The model I’m working with in particular is the Layoutlmv2 model
I’m attempting to finetune this model using a set of documents, each of which has a document classification label. Many of these documents have multiple pages. I am also attempting to use my own OCR results instead of the provided OCR. The documentation provides this code example for such a case:
from transformers import LayoutLMv2Processor from PIL import Image processor = LayoutLMv2Processor.from_pretrained("microsoft/layoutlmv2-base-uncased", revision="no_ocr") image = Image.open( "name_of_your_document - can be a png, jpg, etc. of your documents (PDFs must be converted to images)." ).convert("RGB") words = ["hello", "world"] boxes = [[1, 2, 3, 4], [5, 6, 7, 8]] # make sure to normalize your bounding boxes encoding = processor(image, words, boxes=boxes, return_tensors="pt")

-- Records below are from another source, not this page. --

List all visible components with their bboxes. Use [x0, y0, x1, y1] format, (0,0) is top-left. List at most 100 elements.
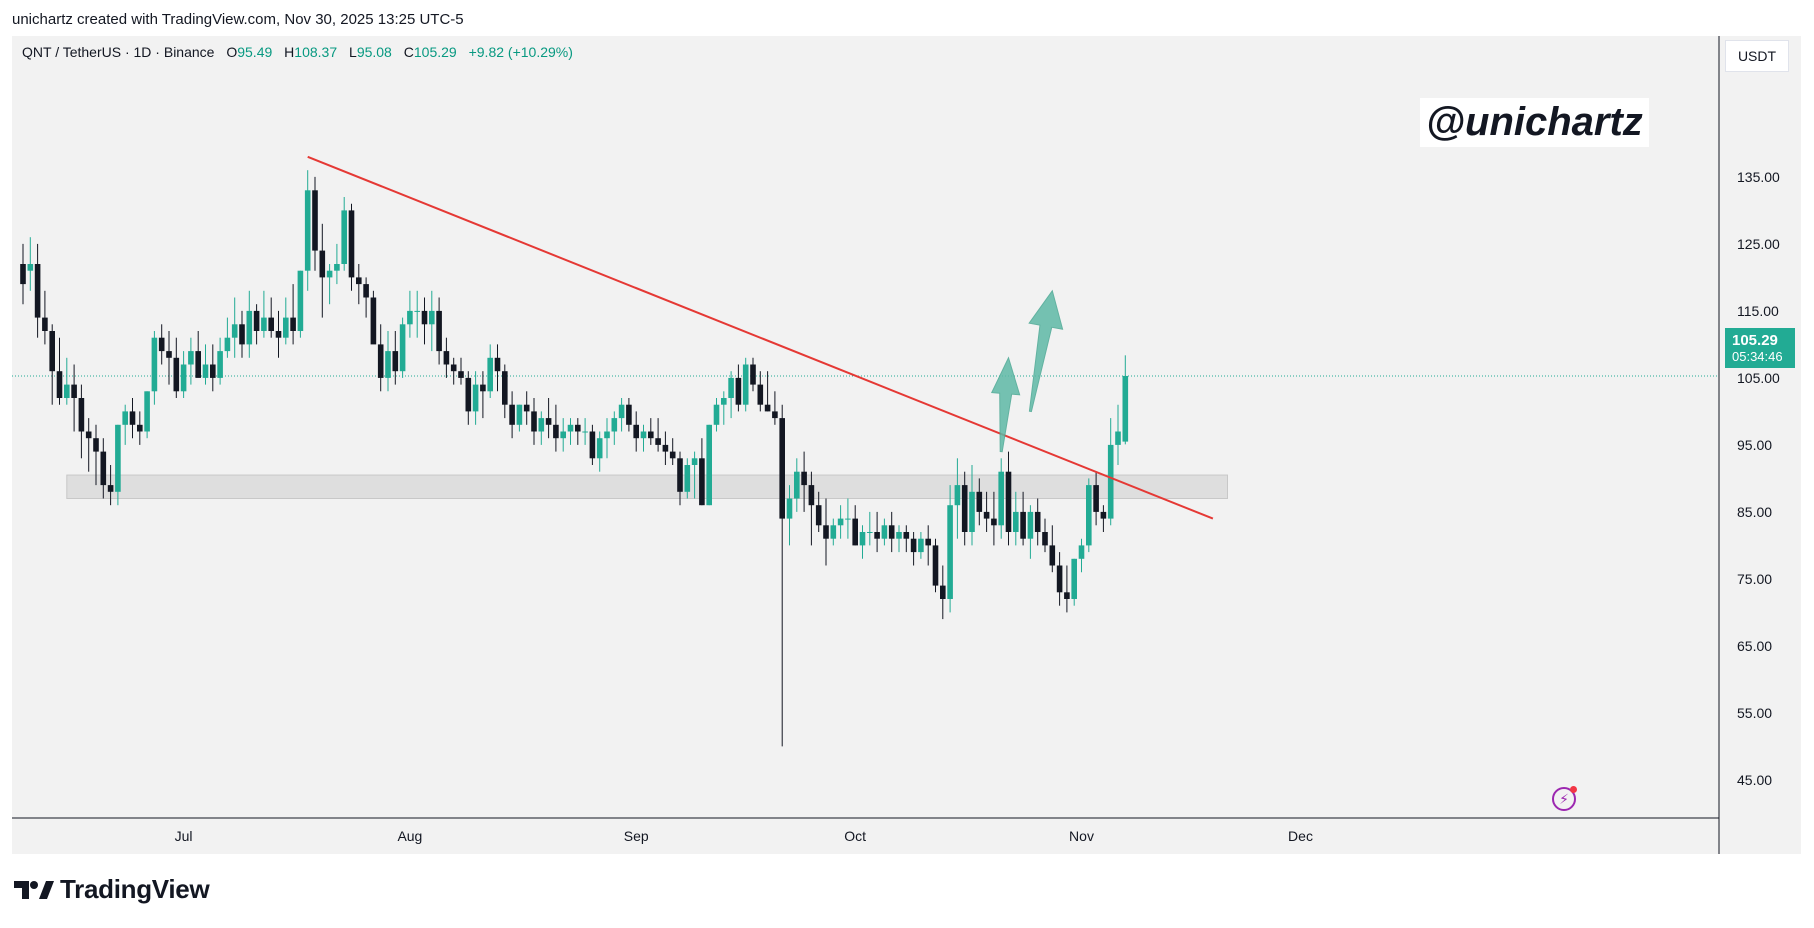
candle — [699, 438, 705, 506]
candle-body — [458, 371, 464, 378]
candle-body — [34, 264, 41, 318]
candle-body — [669, 451, 676, 459]
time-axis-background — [12, 818, 1801, 854]
candle-body — [881, 525, 888, 539]
candle — [421, 297, 428, 345]
candle-body — [407, 310, 413, 325]
candle-body — [377, 344, 384, 378]
candle-body — [815, 505, 822, 526]
candle-body — [823, 525, 829, 539]
symbol-legend: QNT / TetherUS · 1D · Binance O95.49 H10… — [22, 44, 573, 60]
candle-body — [78, 398, 85, 432]
candle-body — [640, 431, 647, 439]
open-label: O — [226, 44, 238, 60]
candle-body — [713, 404, 720, 425]
candle-body — [575, 424, 581, 432]
candle — [531, 398, 537, 445]
candle — [151, 331, 158, 405]
candle — [144, 391, 150, 439]
candle-body — [1020, 511, 1026, 539]
candle — [523, 391, 530, 425]
candle-body — [1049, 545, 1056, 566]
price-tick-label: 125.00 — [1737, 236, 1780, 252]
candle-body — [304, 190, 311, 271]
candle-body — [874, 532, 880, 539]
candle-body — [480, 384, 486, 392]
candle-body — [64, 384, 70, 398]
candle — [633, 411, 639, 452]
candle-body — [122, 411, 128, 425]
candle — [910, 532, 917, 566]
price-tick-label: 75.00 — [1737, 571, 1772, 587]
candle — [472, 371, 479, 425]
candle — [334, 243, 340, 285]
candle-body — [940, 585, 946, 599]
candle-body — [115, 424, 121, 492]
candle-body — [1064, 592, 1070, 599]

So you provide a an image, a list of strings representing each word and a List[List[int]] representing each bounding box per word. But what if there are multiple pages? Now we have an image per page, a set of strings for each page and a set of bounding boxes for each page. My instinct was to provide a List[Image] for each page-image, a List[List[str]] where each internal List[str] is a page of text and then a List[List[List[int]]] for bounding boxes. However, the Processor does not have a case for this (it thinks a List[List[str]] represents a batch). So the question remains, how does one represent paginated instances?
I noticed that if i process my paginated document with
apply_ocr=True , the tokenizer is called for each page in the document. So what I need to do is iterate the images and call
processor(...) for each image + words + bbox. However, how should the returned encodings be concatenated together to represent a single document instance in the training set?